Pardon me for being the one suggesting the emperor just might not be wearing pants.
If you think I'm being missing the boat here (and I'm fair enough to admit that's possible), take a walk with me down memory lane: Yahoo! buys Dialpad. AOL announces VoIP rollout. eBay buys Skype. Google buys GrandCentral. All of them earthshaking news at the time, or so it seemed from the laudatory tone the press took:
"Skype chief executive Niklas Zennstrom, who will join eBay's senior management team, said the deal would help 'revolutionise the ease with which people can communicate through the internet'." -- BBC News September 12, 2005
"Google's buy of the small Unified Communications (UC) tech company GrandCentral is a sign that voice communications will soon become a big part of Gmail." – PC World, July 3, 2007
"We're very excited that we'll be scaling our IP-based technology for the benefit of millions of Yahoo users," he [Dialpad CEO Vincent Paquet] said. "It will bring the ability to bring IP-to-PSTN connectivity for current and future Yahoo services." – InternetNews.com June 5, 2005
And the industry-disrupting results were…?
I'm waiting.
When was the last time you made a phone call with AIM? Or Google Talk? Or clicked-to-Skype an eBay seller to ask if those hot red Steve Madden pumps were new or worn?

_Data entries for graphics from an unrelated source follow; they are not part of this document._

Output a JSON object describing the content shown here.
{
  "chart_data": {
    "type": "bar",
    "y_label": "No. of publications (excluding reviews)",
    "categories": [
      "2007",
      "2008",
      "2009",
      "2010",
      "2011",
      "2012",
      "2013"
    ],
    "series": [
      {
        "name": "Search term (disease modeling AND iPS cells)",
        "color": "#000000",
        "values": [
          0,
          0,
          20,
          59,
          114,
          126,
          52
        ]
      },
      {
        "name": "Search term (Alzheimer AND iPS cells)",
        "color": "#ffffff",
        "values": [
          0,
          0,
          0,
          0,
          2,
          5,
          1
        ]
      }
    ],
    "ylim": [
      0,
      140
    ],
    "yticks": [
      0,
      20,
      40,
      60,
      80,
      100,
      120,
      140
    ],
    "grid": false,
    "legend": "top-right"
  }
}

And even if you did those things, making a phone call isn't exactly industry disruption – we've been doing it for 100 years.

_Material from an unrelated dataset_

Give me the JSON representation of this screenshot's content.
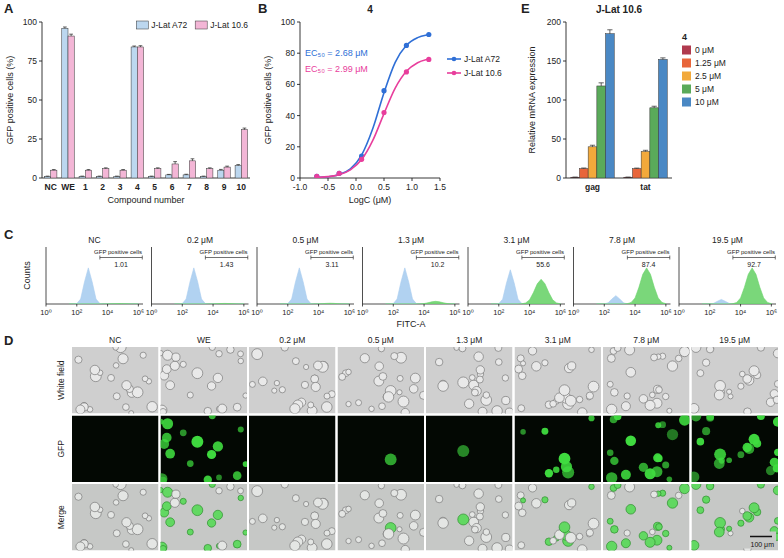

While I'll 'fess up to a cat-like contrarian streak -- I'm still not much impressed by anything about the iPhone except its design – I think there's a serious question here: Why can't Internet companies do anything much with voice? It's not like they haven't had time or resources.
It's not a technical problem – if it were, Silicon Valley's bright boys and girls would have solved it. No, it's a paradigm problem.
Internet companies are all about helping people do things on the…Internet. They're about clicking, not calling. They're more about searching than finding.
Looking up "Italian restaurant" on Google gives you 5,730,000 search results, including Luigi's in Spokane, WA, Orlando's in Lubbock, TX and House of Kebabs in Sunnyvale, CA.
ATT, on the other hand, gives you the Yellow Pages -- with a list of under 100 close-by Italian restaurants and their phone numbers.
Local online search tools just add more steps to something that's pretty simple with a phone book. For example, Google Maps gives me 45,827 results for "Italian restaurant near Santa Clara, CA."
So I'm not going to start having hot flashes over Yahoo! and Jajah until I see something that's actually new. They might start by putting click-to-order-a-pizza in the search results.